Nuove funzionalità legate a sicurezza e privacy in arrivo su Android 17. Dopo gli interventi già annunciati per proteggere gli smartphone dalle minacce esterne, l’azienda ha illustrato ulteriori cambiamenti dedicati alla gestione del traffico di rete e alla tutela delle informazioni durante la navigazione.
Android 17 rafforza la protezione contro gli SMS Blaster
Una delle novità riguarda il modo in cui le applicazioni possono accedere alla rete locale. Android 17 limita la possibilità per le app di analizzare la rete domestica, impedendo loro di effettuare attività di probing che potrebbero essere utilizzate per creare un’impronta digitale della rete, individuare dispositivi presenti o rilevare eventuali componenti hardware vulnerabili.
Il nuovo sistema introduce inoltre Certificate Transparency come impostazione predefinita. Questa tecnologia contribuisce a verificare che lo smartphone utilizzi i certificati SSL corretti quando comunica con un determinato server, aumentando le garanzie sulla sicurezza della connessione.
Ma non solo: Google sta intervenendo anche contro le tecniche che sfruttano false antenne cellulari. Dispositivi conosciuti come «stingray» possono simulare torri telefoniche reali per raccogliere informazioni utili a identificare e localizzare gli smartphone.
Android ha già introdotto difese contro questo tipo di tecnologia e con Android 17 la protezione viene estesa agli attacchi SMS Blaster, che utilizzano antenne cellulari contraffatte per inviare messaggi di spam o potenzialmente dannosi.
Una delle novità è che gli operatori telefonici potranno attivare queste protezioni direttamente sulla rete, senza che l’utente debba effettuare alcuna operazione sul proprio smartphone.
ECH nasconde il nome dei siti visitati
La novità più rilevante sul fronte della privacy riguarda però il supporto a Encrypted Client Hello (ECH), un protocollo progettato per proteggere ulteriormente le informazioni relative alle connessioni web.
La crittografia permette già di proteggere gran parte dei dati trasmessi durante la navigazione, ma per anni è rimasto un punto debole legato al DNS, il sistema che traduce il nome di un server nel relativo indirizzo IP.
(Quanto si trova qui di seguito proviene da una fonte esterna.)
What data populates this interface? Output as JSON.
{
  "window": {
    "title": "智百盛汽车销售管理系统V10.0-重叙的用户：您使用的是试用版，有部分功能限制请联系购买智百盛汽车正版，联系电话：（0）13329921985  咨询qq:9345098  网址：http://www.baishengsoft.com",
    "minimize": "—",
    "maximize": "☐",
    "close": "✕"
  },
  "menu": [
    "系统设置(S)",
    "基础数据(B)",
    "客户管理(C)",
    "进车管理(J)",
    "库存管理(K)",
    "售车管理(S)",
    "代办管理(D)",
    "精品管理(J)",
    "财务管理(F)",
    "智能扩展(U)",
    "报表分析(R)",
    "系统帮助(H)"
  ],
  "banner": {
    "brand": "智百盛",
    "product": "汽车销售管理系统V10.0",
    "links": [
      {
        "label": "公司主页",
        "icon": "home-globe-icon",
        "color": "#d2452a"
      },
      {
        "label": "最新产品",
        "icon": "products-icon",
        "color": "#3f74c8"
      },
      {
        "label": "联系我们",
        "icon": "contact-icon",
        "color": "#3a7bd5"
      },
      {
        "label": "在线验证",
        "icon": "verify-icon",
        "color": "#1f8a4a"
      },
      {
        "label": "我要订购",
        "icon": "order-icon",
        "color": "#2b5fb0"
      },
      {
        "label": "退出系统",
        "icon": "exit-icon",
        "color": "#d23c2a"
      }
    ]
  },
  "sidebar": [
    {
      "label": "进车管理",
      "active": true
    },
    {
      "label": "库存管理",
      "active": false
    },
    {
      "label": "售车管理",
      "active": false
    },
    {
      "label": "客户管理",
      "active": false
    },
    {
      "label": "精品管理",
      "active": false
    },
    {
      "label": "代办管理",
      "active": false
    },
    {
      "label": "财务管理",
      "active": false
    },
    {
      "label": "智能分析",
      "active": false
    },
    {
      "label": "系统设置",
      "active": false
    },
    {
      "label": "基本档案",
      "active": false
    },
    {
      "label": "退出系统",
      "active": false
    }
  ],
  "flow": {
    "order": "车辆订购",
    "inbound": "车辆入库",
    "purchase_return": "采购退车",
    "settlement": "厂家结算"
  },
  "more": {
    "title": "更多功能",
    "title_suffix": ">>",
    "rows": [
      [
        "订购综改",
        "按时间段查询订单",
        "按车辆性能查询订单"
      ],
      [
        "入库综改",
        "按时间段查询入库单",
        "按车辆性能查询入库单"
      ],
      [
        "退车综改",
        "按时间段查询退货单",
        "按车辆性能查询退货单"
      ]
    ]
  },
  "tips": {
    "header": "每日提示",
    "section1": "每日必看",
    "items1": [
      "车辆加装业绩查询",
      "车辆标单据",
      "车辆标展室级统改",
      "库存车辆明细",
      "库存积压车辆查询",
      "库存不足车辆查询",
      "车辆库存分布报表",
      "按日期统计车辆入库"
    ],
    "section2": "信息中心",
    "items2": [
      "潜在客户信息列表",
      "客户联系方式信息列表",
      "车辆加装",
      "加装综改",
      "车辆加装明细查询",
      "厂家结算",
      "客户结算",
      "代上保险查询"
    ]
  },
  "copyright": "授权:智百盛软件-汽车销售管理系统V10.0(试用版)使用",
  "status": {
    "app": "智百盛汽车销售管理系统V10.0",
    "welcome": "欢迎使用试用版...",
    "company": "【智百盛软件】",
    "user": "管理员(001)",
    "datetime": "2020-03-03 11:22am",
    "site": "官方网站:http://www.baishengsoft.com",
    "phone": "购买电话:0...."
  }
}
Prima di iniziare una comunicazione, il dispositivo deve infatti effettuare una richiesta DNS per individuare l’indirizzo del server che vuole raggiungere. Storicamente, questa operazione poteva avvenire in chiaro, consentendo a chi monitorava il traffico di rete di conoscere il nome del sito che l’utente stava cercando di visitare.
Tecnologie come DNS-over-TLS hanno cercato di ridurre questo problema, mentre ECH rappresenta un ulteriore passo avanti perché consente di crittografare i nomi dei server durante il trasferimento.
Il sistema tiene conto anche del fatto che non tutti i siti web supporteranno immediatamente ECH. Quando il protocollo non è disponibile, Android 17 può inviare dati casuali privi di significato, così da evitare che chi osserva la connessione possa ricavare informazioni aggiuntive sui siti che l’utente sta tentando di raggiungere.
Google punta a diffondere ECH attraverso Android 17
Android 17, secondo Google, è la prima grande piattaforma mobile a supportare ECH su larga scala. L’obiettivo è creare una base ampia di utenti dotati della tecnologia necessaria per sfruttarne i vantaggi.
Una maggiore diffusione del protocollo potrebbe incentivare anche gli amministratori dei server ad abilitarne il supporto sui propri sistemi. Quando ECH viene implementato correttamente sia sul dispositivo sia lato server, il risultato atteso è una maggiore protezione delle informazioni relative alla navigazione e, più in generale, un’esperienza online più privata.